The church we were attending at the time overdid mothers’ day. The insensitive services made motherhood a right of passage. Good Christians had children and really faithful Christians had many children.  Two families in our church were working on the dozen mark for children. I’m not hitting on their decision but setting the case for the atmosphere at the church.

I remember  one Sunday in particular. A mother in the church had a premature baby and had an emotional experience with her daughter in the hospital. On mother’s day, they had her stand up and gave her a standing ovation. I was so hurt. What kind of hero was she? She was overdramatic about her experience and I was having to keep up a front every week over my infertility. The bitterness and anger had definitely settled in.

Bitterness was a natural stage of coming to terms with what was going on. It seemed like a long stage. I think some couples never get past the overwhelming desire to have children and the “unfairness” of it all. If I had been able to have children before the 10 year mark, I would not have gotten past that. I am so glad that I was able to complete that journey. I am better for it.

The things you never say to an infertile couple is:

 “I know this couple that couldn’t have children. They prayed every day, and 10 years later they had a child”

“Your still young, there is still a lot of time”

“Don’t rush it, kids are a handful”

“Just trust in God, and he will reward your faithfulness”

Don’t complain about how hard it is to have children. I am not talking about labor pains, but the every day dealing with children.
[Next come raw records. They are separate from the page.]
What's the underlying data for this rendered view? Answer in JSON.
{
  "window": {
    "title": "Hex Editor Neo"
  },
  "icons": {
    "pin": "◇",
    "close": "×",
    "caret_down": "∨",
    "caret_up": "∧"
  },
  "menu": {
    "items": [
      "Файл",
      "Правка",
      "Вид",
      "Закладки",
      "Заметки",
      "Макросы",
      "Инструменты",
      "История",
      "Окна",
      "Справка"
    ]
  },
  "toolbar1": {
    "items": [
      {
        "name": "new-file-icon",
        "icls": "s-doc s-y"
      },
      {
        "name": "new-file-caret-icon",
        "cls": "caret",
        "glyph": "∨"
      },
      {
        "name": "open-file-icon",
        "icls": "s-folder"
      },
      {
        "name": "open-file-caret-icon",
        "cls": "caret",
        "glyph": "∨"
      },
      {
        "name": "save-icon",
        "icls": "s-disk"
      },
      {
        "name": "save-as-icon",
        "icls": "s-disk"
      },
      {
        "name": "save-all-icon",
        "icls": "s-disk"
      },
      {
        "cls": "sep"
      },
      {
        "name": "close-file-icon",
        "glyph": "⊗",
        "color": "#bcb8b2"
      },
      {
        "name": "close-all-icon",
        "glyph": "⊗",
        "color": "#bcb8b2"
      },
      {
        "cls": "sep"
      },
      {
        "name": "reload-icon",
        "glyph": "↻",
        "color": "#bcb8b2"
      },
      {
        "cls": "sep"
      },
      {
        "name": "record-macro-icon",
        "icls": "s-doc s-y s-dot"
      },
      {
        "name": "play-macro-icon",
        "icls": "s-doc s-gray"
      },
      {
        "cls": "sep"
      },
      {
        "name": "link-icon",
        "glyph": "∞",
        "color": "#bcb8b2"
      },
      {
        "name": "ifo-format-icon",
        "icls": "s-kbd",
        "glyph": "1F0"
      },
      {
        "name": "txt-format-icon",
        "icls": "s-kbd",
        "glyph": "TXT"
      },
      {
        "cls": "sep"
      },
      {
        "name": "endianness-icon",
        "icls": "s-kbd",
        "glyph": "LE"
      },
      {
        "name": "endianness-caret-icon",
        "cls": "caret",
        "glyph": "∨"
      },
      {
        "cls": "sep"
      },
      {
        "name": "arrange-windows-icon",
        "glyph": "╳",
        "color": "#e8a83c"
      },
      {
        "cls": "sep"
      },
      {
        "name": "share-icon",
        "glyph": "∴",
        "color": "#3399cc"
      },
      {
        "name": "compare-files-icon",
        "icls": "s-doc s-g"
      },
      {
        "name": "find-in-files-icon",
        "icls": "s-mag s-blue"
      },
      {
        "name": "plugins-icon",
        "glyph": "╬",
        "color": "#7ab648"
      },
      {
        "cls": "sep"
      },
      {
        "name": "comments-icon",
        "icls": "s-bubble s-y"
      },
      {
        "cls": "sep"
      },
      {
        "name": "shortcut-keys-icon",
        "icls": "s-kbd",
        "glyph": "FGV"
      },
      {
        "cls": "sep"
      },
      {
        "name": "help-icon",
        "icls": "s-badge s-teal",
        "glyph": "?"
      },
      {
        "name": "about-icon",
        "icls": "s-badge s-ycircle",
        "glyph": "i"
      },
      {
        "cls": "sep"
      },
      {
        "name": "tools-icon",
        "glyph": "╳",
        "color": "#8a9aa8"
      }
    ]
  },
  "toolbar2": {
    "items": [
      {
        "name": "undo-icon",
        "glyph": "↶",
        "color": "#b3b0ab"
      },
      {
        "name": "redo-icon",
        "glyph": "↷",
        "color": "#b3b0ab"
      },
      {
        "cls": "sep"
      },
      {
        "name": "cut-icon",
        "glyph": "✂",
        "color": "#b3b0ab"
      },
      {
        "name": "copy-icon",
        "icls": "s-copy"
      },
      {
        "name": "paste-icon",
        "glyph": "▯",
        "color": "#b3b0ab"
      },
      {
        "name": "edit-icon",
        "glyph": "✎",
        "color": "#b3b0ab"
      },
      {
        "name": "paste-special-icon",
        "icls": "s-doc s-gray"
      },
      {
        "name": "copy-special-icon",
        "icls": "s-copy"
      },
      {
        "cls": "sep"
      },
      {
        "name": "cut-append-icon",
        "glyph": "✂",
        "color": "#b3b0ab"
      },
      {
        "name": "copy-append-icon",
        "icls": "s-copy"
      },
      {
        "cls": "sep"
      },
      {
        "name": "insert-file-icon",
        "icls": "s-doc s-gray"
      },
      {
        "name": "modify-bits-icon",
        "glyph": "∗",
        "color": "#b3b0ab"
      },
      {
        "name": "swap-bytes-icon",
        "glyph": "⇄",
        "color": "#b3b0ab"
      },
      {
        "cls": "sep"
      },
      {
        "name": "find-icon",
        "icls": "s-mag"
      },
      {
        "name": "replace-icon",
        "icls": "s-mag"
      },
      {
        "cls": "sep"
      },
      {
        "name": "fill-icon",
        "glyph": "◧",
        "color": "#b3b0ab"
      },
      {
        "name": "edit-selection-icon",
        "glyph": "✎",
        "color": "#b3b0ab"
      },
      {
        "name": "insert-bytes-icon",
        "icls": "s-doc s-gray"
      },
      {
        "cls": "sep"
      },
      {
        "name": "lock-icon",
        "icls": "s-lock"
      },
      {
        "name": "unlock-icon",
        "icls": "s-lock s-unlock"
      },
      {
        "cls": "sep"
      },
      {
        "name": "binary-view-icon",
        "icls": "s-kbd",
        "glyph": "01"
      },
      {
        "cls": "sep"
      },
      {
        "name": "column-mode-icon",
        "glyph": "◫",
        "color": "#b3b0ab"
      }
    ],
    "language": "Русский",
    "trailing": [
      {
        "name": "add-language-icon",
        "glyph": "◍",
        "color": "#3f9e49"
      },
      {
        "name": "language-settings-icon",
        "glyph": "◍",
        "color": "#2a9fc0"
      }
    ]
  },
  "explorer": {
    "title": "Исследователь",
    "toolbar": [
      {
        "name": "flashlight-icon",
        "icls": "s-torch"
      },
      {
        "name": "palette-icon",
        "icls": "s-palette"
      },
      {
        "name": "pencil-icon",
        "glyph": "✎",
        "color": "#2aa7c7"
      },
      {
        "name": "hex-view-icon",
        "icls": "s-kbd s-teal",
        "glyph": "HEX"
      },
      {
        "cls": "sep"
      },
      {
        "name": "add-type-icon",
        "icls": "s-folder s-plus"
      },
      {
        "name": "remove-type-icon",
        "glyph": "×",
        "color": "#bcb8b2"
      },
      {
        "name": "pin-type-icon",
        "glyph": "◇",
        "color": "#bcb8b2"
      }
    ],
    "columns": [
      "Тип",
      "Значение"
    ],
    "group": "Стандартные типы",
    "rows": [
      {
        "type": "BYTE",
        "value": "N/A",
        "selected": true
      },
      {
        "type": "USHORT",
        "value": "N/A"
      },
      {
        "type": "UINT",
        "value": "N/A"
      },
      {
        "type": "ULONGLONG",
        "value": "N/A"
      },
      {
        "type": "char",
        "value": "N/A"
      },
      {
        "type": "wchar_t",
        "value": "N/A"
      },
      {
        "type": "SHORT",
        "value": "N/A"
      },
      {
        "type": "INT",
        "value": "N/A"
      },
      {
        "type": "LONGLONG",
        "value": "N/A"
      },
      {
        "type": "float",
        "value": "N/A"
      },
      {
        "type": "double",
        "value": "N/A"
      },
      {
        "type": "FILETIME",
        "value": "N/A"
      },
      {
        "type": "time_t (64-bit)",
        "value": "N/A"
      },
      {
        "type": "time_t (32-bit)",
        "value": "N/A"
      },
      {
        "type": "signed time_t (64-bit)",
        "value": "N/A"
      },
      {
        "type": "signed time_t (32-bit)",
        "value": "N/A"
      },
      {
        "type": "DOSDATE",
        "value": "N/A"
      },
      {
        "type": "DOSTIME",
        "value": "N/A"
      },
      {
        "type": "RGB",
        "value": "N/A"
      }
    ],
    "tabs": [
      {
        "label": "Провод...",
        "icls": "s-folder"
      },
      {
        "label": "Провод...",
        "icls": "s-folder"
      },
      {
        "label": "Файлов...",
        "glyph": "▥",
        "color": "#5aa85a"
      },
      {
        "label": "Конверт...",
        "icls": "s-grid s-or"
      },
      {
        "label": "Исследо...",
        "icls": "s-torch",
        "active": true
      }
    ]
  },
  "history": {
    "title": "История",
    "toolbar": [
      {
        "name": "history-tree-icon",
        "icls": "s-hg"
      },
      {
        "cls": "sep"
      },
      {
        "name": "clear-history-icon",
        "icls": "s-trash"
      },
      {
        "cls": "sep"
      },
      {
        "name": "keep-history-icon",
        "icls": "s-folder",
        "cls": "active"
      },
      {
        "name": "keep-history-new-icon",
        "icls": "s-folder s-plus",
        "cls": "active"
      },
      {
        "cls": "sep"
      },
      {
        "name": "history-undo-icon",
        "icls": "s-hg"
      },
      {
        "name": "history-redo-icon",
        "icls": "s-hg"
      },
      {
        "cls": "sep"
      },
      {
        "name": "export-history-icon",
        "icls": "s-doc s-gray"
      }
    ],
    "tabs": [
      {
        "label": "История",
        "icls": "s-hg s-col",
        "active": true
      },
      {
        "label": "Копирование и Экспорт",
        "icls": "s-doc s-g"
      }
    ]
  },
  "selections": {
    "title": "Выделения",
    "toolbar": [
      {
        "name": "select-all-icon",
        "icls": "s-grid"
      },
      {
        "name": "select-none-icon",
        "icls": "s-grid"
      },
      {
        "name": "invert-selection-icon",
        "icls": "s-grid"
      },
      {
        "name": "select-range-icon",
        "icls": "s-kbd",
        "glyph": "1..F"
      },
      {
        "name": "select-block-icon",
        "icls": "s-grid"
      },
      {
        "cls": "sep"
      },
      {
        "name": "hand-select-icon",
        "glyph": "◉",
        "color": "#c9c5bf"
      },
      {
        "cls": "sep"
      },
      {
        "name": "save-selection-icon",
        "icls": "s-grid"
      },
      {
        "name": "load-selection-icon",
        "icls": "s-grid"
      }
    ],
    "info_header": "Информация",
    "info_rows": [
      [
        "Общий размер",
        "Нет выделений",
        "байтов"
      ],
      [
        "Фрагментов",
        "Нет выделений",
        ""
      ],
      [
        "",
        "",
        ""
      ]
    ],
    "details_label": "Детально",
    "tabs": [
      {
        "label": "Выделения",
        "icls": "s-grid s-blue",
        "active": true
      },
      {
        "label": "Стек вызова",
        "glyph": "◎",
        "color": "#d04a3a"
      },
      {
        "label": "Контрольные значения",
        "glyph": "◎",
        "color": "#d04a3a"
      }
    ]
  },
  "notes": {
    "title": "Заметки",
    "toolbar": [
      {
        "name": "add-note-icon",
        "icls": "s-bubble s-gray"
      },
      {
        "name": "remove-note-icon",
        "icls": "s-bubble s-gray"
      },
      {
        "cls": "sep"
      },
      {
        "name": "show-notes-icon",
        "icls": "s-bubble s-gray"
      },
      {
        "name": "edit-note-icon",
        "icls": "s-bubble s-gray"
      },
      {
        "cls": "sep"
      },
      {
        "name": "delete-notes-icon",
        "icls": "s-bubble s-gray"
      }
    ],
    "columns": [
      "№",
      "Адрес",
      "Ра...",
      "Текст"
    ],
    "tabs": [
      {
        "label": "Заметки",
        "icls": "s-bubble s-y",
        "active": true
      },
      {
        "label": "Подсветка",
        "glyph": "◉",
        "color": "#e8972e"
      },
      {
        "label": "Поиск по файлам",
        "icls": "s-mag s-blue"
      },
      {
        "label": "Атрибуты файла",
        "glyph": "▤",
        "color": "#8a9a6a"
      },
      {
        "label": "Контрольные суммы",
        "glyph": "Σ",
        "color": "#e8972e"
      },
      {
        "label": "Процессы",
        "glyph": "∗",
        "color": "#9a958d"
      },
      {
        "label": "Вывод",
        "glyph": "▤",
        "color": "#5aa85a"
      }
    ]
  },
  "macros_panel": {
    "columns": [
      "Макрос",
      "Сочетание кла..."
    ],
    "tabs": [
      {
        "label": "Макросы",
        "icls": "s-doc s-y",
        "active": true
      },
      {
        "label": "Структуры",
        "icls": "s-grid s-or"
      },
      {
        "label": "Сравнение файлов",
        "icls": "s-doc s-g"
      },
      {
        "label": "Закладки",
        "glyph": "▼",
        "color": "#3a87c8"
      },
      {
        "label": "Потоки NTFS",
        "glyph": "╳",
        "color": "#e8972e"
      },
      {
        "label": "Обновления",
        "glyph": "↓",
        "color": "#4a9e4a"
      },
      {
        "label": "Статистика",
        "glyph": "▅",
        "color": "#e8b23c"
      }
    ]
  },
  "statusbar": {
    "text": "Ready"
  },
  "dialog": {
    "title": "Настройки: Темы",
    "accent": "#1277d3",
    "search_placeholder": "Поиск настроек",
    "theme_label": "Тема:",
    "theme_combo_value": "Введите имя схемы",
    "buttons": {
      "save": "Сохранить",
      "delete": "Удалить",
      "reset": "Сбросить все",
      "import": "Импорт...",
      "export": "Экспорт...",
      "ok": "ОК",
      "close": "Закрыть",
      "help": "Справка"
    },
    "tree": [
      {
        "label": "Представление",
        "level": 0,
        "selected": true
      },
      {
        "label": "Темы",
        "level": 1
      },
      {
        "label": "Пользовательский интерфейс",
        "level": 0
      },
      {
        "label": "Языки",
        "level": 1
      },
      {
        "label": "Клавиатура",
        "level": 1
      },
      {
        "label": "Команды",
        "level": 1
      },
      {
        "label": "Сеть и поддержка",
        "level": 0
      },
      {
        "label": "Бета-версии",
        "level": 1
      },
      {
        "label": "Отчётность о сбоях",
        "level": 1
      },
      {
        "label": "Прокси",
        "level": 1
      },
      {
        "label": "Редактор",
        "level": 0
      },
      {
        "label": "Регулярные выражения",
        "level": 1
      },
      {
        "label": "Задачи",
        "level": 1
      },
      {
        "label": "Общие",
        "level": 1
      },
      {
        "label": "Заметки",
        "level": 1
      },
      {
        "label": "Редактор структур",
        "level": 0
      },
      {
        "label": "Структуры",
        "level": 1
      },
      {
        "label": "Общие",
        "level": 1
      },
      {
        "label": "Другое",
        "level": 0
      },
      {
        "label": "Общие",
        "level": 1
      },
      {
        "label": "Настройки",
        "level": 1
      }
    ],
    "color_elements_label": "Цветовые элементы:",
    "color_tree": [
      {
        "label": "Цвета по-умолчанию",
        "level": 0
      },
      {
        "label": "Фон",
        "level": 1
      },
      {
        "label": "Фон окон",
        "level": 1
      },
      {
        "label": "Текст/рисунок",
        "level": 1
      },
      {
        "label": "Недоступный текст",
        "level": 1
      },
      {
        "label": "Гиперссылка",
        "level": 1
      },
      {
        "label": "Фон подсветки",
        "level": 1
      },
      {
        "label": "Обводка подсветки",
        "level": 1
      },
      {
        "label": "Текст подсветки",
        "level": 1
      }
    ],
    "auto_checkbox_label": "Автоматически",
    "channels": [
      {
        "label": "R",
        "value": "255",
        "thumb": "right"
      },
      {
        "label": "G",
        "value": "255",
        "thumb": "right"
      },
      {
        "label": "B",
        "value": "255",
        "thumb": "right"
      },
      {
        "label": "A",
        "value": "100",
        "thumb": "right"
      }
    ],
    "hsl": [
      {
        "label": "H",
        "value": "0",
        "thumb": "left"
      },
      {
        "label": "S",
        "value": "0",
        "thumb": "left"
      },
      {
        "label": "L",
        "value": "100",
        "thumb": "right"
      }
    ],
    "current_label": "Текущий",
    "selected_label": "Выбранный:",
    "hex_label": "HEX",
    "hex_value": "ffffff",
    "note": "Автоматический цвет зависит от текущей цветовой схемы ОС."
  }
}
Best advice I can give is listen.

I started to get past the bitterness after about  7 years, but it still came back in spades on occasion. It was a gradual process until I finally came to terms with God’s will for my life.

As I began experiencing the other hardships of life my perspective of suffering changed. I started to see just how narrow our human perspective can be. It is not safe to assume God’s will,  it just breeds discontent. Why is it that we can assume that the prayer, “Lord please give me children” has to be answered in some particular way? Why does the answer always have to be yes? God is more creative than that.

I remember getting a phone call from a well-meaning church member one time. She had been praying and felt that God had impressed on her to tell me that I needed to make a declaration in front of the church that God was answering my prayer. He was giving me the child I wanted if I openly declared my faith in his promise. Fortunately, I was at a time in life where I could kindly listen, hang up, and not think much of it.  Believe it or not, this happened twice.

I realized that I was a complete person as God made me. I could be completely happy and content in the plan He had for me. I didn’t need to understand it. I didn’t need to control it.  I was at peace with God being in control. 


Bonnie said...

This makes me cry, I'm sorry you had to go through this. You've dealt with a lot over the years. I couldn't be prouder to have you as my sister.